Hyder-Smith describes these benefits:

  • High-email engagement — PetsPyjamas, unhappy with its opening email, used automation to power additional communications. One introduced or reminded customers about PetPoints, the firm’s loyalty program, depending on whether they had signed up for it.
  • Another was a holiday promotion. The company sent an email based on whether the person had made additional purchases during the holiday promotion. The results? Increased engagement “across email metrics, including a tenfold increase in revenue,” Smith writes. 
  • Winning Time Back — Future Publishing reclaimed a day and a half per week by automating its magazine renewal process,” Smith continues.
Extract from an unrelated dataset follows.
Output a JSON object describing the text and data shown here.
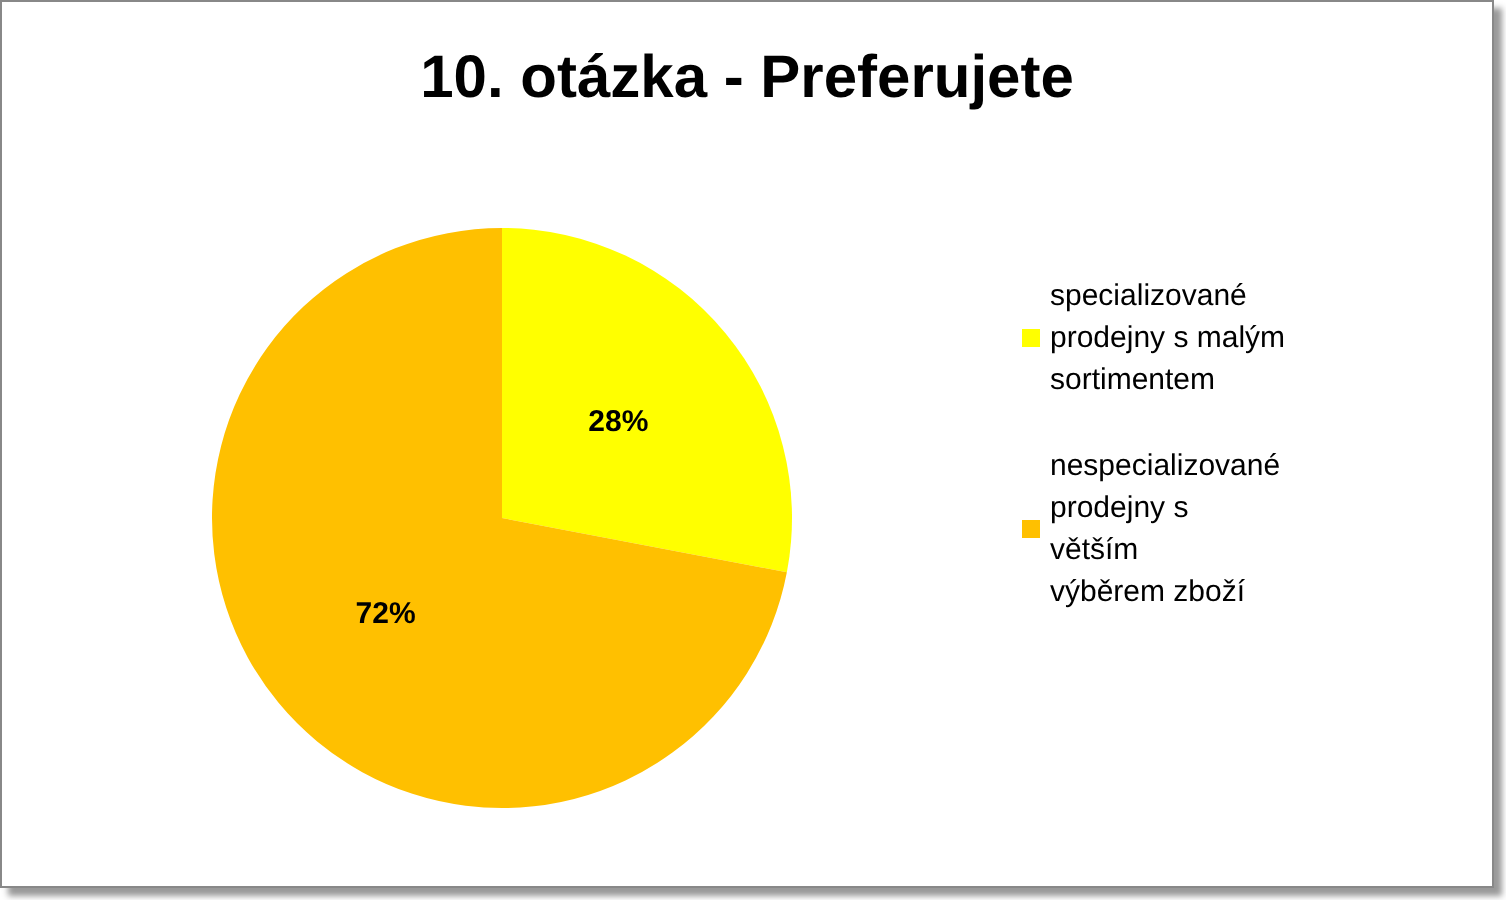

  • Among the many data points involved were the right message to the subscription type, discount and currency. Smith notes there were 192 variants. Future Publishing has since expanded the program to 24 titles. 
  • Improving the user experience — Cash-strapped UK fundraiser NSPCC implemented automation for transactional emails to drive content in its newsletters and for an abandonment campaign. With the latter, it recovered an average donation of UK £38, Hyder-Smith concludes.

Not ready for all that yet? Not to worry: Hyder-Smith reminds us that “no company implemented 100 triggers overnight.”